# accucraft live steam Big Boy



## Swanee (May 5, 2013)

Has anyone taken delivery of one of the new Big Boys and if so what has been their experience with it? I heard that the first batch was "in and gone" but I have seen no mention of anything on line.


----------



## Hugh Napier (Oct 10, 2012)

The first ones are only due into the UK next week so they can have *only* just arrived in the 'States. Looking forward to hearing how they run.... 

Hugh.


----------



## waynesal46 (Dec 29, 2012)

I got one over a month ago 
Wayne Colleran


----------



## artgibson (Jan 2, 2008)

Posted By waynesal46 on 07 Jun 2013 04:56 AM 
I got one over a month ago 
Wayne Colleran 

Where are the pics and video.


----------



## Charles (Jan 2, 2008)

You can see the 1st pre-production model running in both of these videos(e.g. second video around 8:24 you can see both Aster and Accucraft together). Currently we have it in the TRS shop for some work(blockage of lower portion on the slide glass and jet blockage):


----------



## artgibson (Jan 2, 2008)

Charles,I have seen that one. I mean one of the Big Boy's that have been delivered to customers.


----------



## Kovacjr (Jan 2, 2008)

Posted By Swanee on 06 Jun 2013 08:32 PM 
Has anyone taken delivery of one of the new Big Boys and if so what has been their experience with it? I heard that the first batch was "in and gone" but I have seen no mention of anything on line. 

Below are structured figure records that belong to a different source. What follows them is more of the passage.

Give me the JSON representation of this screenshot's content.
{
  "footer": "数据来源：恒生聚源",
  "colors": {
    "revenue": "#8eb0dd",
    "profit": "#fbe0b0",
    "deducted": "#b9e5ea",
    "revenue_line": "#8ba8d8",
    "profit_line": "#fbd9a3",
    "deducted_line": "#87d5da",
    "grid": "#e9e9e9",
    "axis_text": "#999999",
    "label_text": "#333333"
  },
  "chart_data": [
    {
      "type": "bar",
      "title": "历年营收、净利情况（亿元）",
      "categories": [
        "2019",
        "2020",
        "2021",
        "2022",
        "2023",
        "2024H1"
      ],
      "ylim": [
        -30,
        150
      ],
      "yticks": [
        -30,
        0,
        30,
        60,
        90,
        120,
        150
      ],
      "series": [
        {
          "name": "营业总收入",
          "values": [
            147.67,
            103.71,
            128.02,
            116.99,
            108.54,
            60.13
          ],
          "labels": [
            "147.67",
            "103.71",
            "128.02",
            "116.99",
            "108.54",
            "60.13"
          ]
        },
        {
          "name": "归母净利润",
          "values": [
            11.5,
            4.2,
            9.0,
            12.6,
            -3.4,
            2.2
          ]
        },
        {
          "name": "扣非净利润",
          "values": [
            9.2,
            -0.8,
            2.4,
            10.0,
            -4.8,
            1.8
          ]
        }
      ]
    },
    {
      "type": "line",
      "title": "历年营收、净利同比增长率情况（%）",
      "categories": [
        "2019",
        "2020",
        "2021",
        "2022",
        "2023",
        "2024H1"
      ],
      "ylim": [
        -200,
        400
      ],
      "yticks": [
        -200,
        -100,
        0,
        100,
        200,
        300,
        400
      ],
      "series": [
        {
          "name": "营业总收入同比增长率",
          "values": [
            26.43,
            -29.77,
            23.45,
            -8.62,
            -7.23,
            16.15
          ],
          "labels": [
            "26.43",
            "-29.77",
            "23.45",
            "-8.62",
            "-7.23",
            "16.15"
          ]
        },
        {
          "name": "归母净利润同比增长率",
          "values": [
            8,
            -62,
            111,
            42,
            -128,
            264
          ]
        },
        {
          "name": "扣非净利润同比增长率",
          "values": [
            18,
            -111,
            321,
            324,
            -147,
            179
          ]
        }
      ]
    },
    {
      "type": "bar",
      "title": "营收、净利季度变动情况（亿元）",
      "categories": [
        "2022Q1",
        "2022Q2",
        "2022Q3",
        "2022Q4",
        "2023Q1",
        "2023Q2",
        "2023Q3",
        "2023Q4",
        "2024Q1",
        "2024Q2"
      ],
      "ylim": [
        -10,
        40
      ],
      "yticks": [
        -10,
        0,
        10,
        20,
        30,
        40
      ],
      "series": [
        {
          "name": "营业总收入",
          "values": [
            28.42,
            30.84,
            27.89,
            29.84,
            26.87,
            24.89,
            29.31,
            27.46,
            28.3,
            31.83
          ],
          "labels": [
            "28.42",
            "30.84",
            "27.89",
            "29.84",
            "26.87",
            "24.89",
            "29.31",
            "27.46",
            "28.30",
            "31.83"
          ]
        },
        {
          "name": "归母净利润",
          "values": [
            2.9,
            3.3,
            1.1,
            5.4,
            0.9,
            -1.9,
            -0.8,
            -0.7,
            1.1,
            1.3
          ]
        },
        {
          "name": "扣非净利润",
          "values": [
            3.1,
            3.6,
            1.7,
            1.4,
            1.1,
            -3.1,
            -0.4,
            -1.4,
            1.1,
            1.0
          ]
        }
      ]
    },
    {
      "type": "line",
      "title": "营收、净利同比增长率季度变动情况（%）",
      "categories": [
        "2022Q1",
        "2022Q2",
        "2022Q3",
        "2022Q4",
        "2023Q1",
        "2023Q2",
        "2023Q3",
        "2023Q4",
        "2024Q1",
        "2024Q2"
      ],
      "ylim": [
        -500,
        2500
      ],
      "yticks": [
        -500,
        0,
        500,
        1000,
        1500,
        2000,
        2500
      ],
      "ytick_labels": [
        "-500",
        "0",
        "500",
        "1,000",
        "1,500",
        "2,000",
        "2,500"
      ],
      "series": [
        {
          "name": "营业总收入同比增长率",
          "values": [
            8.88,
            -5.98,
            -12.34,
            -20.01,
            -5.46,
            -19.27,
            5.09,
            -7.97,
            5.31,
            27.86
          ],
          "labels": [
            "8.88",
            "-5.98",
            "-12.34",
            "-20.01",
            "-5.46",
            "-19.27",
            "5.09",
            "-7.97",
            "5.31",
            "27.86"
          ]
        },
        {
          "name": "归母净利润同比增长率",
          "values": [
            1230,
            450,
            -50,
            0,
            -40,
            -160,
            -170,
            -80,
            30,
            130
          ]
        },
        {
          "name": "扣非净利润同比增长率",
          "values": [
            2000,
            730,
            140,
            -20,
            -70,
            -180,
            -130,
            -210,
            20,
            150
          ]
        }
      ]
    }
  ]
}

Yes the batch of the first 10 were presold so none were available. As to seeing them, some have not even run them yet. The performance is equal to the 2nd production of the Cab Fowards


----------



## Hugh Napier (Oct 10, 2012)

It looks like a batch was quite well advanced in April: 











From the Accucraft (UK) newsletter.... 

Hugh


----------



## Gary Armitstead (Jan 2, 2008)

Posted By Hugh Napier on 13 Jun 2013 10:42 AM 
It looks like a batch was quite well advanced in April: 











From the Accucraft (UK) newsletter.... 

Hugh Looks like a handsome investment sitting on that table.


----------



## Swanee (May 5, 2013)

Thanks to everyone that responded. I was hoping for some additional operational feedback before I ordered one as I've had some issues with two other accucraft locos that I bought. At any rate, I went ahead and ordered one, received the wrong color locomotive, damaged, sent it back and am waiting now for the next batch to arrive.


----------



## Charles (Jan 2, 2008)

Posted By Swanee on 28 Jun 2013 12:16 PM 
Thanks to everyone that responded. I was hoping for some additional operational feedback before I ordered one as I've had some issues with two other accucraft locos that I bought. At any rate, I went ahead and ordered one, received the wrong color locomotive, damaged, sent it back and am waiting now for the next batch to arrive. 
What color was it?


----------



## Swanee (May 5, 2013)

Hard to tell, exactly because I only uncovered part of it, but it was not the silver edition, which I ordered.


----------



## Charles (Jan 2, 2008)

So it was the charcoal grey smoke box vs. silver smoke box, thanks (I thought the first round would have been the silver batch)


----------